Pisé algo duro, tal vez una piedra. Sentí un latigazo de dolor en toda la pierna pero seguí corriendo.
—¡Si podemos subirnos otra vez al tren, nos llevará hasta papá! —grité.
—Tiene que haber una forma de salir de la calle del Miedo —dijo Marty—. No es más que un decorado de cine.
Pasamos corriendo junto a una mansión muy alta con dos torreones. Parecía un malévolo castillo. No recordaba haberla visto en ninguna película de la calle del Miedo.
Más allá de la mansión, se extendía un amplio solar vacío. Al final del solar había un muro bajo de ladrillo, sólo medio metro más alto que Marty y yo.
—¡Acorta por aquí! —le dije a Marty—. Si conseguimos subirnos a ese muro, posiblemente veremos la carretera del estudio.
Era una simple suposición, pero merecía la pena intentarlo.
Nos internamos en el solar vacío.
Mis pies descalzos se hundieron en la tierra blanda.
La tierra estaba fría y húmeda. A medida que atravesábamos el campo, levantábamos con los pies grandes trozos de barro.
Corrí con más fuerza cuando el barro se fue ablandando.
Mis pies descalzos se hundían cada vez más. A medida que avanzaba, el frío barro fue cubriéndome hasta los tobillos.
Cuando ya casi habíamos alcanzado el muro de ladrillo, caímos en la ciénaga.
—¡Aaaayyyy! —gritamos a dúo cuando la tierra cedió bajo nuestros pies.
El barro nos engulló con un repugnante plop.
Alcé las manos, intentando cogerme a algo, pero no había nada a lo que agarrarse.
El barro burbujeó a mi alrededor, cubriéndome los tobillos, las piernas, las rodillas.

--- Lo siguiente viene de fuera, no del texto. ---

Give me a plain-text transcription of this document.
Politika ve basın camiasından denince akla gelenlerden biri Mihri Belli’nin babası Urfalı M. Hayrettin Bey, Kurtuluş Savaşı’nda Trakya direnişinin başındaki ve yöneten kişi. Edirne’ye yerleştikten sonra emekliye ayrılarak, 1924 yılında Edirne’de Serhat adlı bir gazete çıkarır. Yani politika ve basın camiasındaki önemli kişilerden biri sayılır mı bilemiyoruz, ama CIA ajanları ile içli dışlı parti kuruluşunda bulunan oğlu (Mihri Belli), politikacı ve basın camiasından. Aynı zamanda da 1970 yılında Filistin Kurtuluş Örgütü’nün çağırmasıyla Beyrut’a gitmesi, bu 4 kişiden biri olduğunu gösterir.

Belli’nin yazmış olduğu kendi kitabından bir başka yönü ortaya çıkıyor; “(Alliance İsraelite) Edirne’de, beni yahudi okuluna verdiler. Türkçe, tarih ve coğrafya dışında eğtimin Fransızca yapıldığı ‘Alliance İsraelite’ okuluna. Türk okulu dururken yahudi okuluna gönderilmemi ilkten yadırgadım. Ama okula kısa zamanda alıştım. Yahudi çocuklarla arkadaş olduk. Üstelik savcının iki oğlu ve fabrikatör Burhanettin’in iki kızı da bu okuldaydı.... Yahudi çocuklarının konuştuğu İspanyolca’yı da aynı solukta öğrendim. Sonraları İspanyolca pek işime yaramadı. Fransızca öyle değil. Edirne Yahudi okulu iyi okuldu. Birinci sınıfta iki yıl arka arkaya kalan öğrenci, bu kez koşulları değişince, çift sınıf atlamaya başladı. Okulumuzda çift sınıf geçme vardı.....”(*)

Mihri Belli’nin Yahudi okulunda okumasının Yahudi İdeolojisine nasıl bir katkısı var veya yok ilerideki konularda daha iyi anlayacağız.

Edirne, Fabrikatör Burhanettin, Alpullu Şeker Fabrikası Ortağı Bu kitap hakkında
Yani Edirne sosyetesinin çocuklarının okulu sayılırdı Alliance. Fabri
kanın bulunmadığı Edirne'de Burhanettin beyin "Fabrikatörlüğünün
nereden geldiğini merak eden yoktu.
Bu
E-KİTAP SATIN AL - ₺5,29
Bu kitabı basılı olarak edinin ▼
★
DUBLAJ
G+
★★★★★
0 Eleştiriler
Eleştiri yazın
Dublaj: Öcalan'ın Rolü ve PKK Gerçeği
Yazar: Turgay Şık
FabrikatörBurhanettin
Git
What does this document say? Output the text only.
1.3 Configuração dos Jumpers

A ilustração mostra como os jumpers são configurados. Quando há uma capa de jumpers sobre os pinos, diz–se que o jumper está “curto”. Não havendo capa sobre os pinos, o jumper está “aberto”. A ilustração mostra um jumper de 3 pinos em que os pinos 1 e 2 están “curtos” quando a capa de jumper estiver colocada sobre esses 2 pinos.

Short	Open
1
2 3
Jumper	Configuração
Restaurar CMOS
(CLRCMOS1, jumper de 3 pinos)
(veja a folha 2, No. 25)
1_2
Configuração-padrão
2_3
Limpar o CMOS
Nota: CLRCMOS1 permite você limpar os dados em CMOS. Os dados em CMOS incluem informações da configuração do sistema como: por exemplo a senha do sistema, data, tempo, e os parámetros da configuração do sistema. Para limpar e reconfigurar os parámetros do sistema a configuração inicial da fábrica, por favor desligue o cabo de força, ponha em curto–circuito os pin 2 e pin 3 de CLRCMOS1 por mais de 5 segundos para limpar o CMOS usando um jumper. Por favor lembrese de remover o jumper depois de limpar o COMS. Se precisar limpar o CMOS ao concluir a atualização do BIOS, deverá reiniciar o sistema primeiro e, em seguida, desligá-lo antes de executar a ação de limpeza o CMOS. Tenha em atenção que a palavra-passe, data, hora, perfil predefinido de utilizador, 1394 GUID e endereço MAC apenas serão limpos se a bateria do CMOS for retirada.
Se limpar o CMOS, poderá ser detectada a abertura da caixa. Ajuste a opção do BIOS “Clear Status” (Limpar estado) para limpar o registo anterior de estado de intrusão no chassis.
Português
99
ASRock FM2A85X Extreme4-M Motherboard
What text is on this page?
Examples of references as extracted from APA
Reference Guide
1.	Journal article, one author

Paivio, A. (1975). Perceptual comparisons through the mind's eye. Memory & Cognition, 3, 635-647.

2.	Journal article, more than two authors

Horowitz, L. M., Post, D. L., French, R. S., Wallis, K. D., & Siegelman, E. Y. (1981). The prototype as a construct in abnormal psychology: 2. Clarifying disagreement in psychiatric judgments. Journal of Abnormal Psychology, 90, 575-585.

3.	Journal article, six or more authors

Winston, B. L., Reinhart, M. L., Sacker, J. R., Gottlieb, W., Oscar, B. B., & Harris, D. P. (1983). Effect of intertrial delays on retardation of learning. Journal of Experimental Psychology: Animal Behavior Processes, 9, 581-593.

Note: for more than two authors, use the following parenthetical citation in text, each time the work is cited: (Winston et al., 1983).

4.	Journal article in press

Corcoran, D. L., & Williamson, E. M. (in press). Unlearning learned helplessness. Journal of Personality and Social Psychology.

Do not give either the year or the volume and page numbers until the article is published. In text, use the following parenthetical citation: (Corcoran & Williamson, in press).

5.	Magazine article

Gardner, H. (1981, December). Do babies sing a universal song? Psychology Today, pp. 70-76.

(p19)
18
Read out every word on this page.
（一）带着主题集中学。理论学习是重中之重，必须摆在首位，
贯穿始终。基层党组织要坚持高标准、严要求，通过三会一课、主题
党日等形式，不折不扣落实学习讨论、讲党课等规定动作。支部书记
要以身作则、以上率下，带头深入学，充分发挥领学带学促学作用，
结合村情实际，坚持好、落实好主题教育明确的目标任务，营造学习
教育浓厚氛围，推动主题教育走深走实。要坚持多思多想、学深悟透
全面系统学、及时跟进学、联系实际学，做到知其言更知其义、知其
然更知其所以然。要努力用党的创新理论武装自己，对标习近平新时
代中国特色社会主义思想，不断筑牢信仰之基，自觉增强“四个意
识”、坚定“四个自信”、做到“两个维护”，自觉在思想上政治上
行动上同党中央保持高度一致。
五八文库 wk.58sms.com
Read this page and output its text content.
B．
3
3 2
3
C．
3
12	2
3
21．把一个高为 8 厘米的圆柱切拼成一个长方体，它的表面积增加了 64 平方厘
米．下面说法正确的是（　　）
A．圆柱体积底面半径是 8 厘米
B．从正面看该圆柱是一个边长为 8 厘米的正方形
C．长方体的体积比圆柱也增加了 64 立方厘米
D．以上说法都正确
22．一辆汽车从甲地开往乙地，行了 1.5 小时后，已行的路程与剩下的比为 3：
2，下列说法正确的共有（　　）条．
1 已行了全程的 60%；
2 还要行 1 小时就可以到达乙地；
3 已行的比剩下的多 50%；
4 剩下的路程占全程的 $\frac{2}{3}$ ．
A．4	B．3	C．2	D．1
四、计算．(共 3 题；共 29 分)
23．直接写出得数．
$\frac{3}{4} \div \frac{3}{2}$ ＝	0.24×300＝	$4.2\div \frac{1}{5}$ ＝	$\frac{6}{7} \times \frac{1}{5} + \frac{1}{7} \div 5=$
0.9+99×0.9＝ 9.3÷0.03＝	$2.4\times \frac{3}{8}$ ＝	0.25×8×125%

«Me está engullendo», pensé.
Intenté volver a gritar, pero el pánico me había dejado sin habla.
Vi a Marty de soslayo, agitando ferozmente los brazos. Se retorcía y se revolvía al hundirse. El barro le llegó a la cintura… y siguió hundiéndose con rapidez.
Pateé con todas mis fuerzas. Intenté levantar las rodillas.
Pero estaba atrapada. Atrapada y hundiéndome en aquel cieno oscuro y húmedo.
Mis brazos cubiertos de barro chapotearon en la superficie.
Seguí hundiéndome sin remedio.
El barro burbujeó alrededor de mi cuello. Y yo seguí hundiéndome cada vez más.